Oaxaca: la apestosa del pacto republicano, la leprosa, la infectada de SIDA (pongámonos tremendistas y elementales). La de los párvulos muertos de hambre y lombricientos, legionarios de la fila de los burros según los dictámenes de la SEP. Motín de la canalla, lenteja donde sueña (en su íntima infamia) un gorgojo de oro. Te pegan y te pegan con un garrote lleno de clavos ardiendo, de espinazos de iguana, de padres nuestros y aves marías, de los abajo firmantes, del estado de derecho, de los legítimos representantes del pueblo. Magullada de tanto palo, de tanto juicio ejemplar en la Plaza Pública, de tanto ahora sí, de tantísimo ojo por ojo y diente por diente; reventada hasta el hartazgo como una calabaza en los delirios del otoño. Pastora de lluvias por venir durante mi desolación, rezadora en capillas abiertas al espanto; Oaxaca, la de los huesos rotos, la de los jóvenes David arremetiendo contra los hombres blindados, la torcida del cuello de tanto divisar helicópteros haciendo laberintos en su cielo azul-azul como el azul de una granada abierta.
Muérete pero no dejes de cantar después de llorarte al pie de tu sepultura.
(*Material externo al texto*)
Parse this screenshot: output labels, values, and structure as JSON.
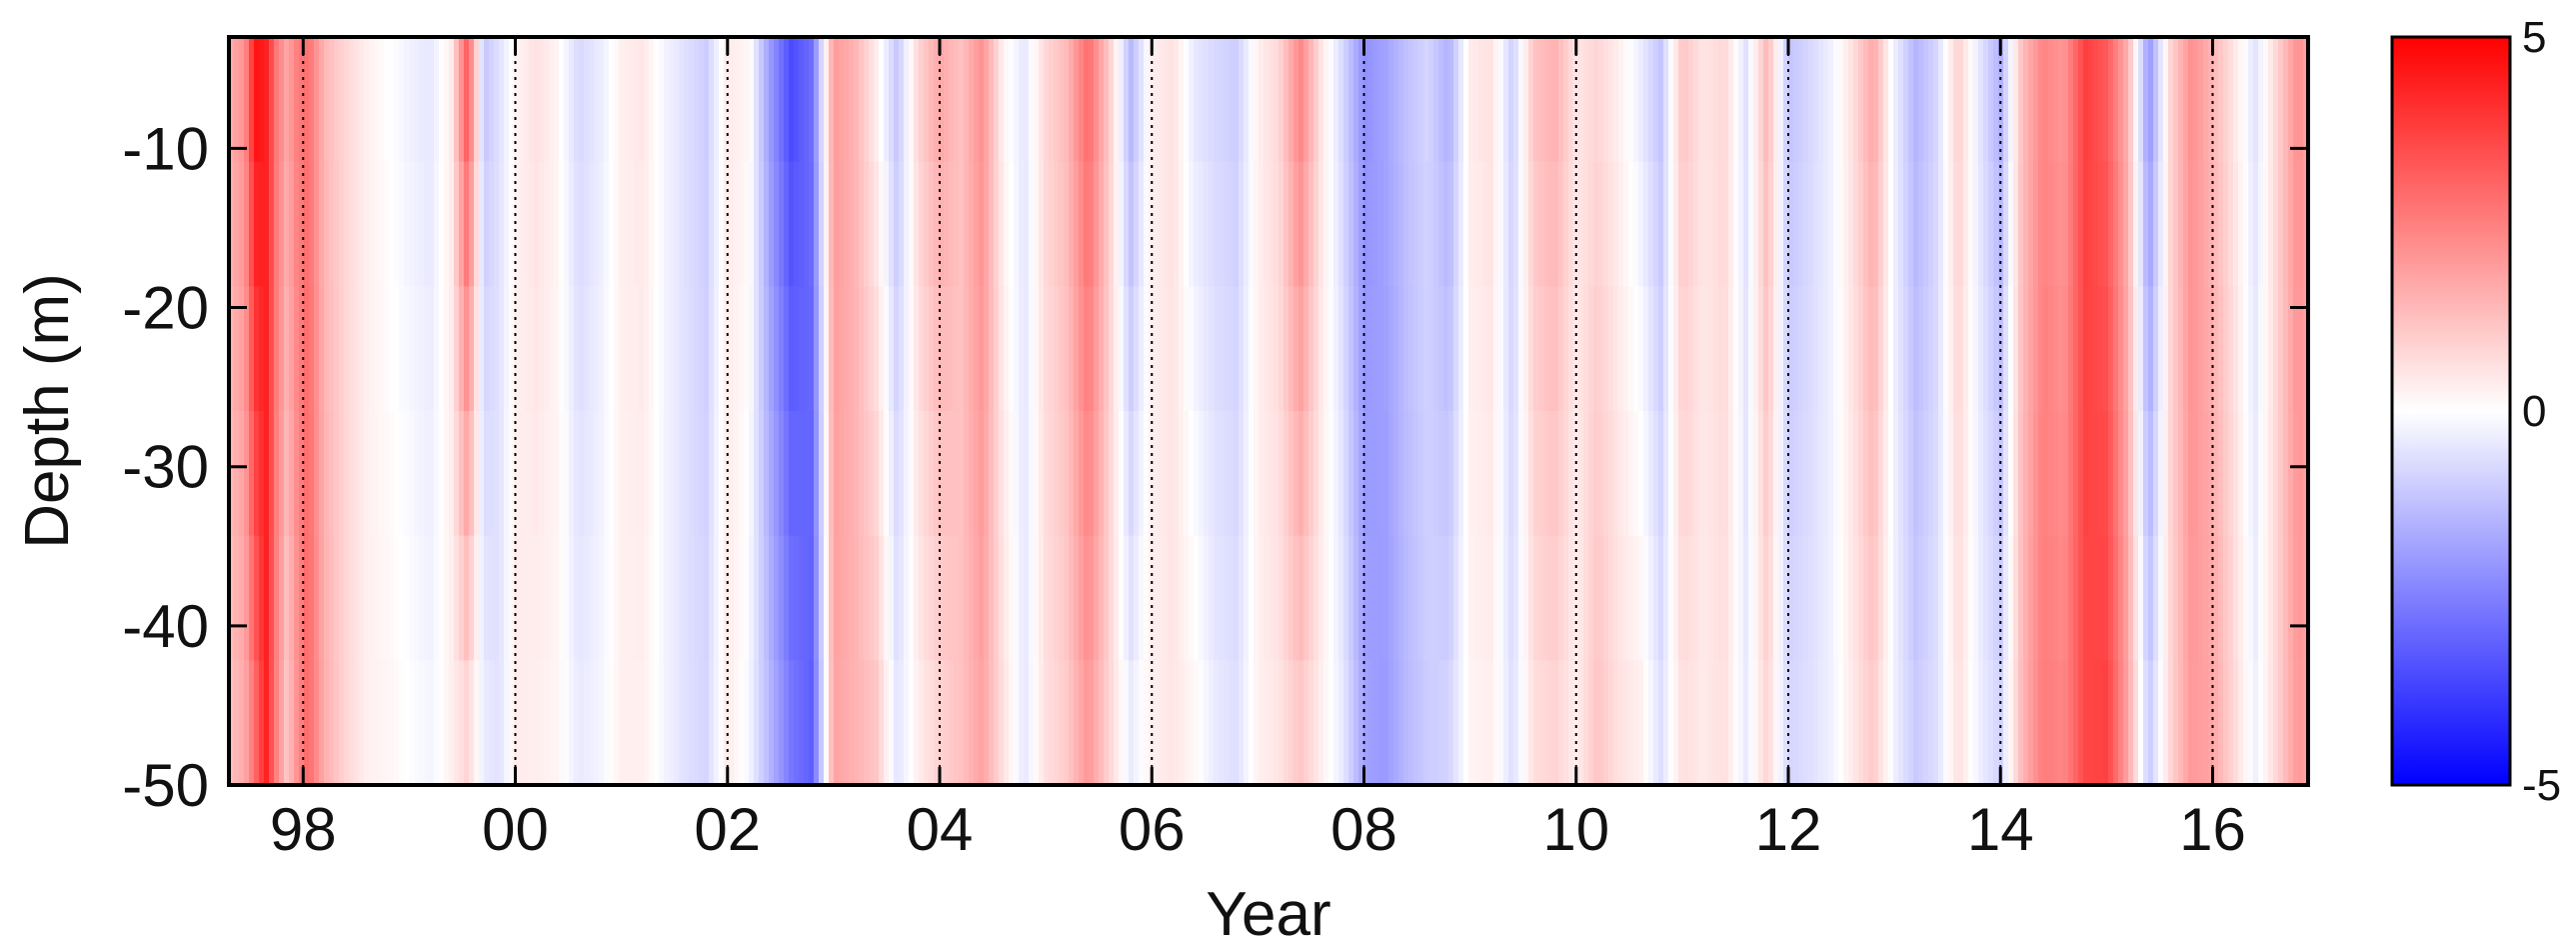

Desde tu centenaria pobreza revive (vente de allá para acá al son de una chilena) como lo hacen tus sapos y tus cigarras. Hasta los infames se pondrán tristes de tu resurrección, Oaxaca, la de los ojos verdinegros que saber mirar el pasado, la vida de las raíces y los rituales que se suceden (cada la luna llena) en el sueño de un diablo enamorado de la muerte.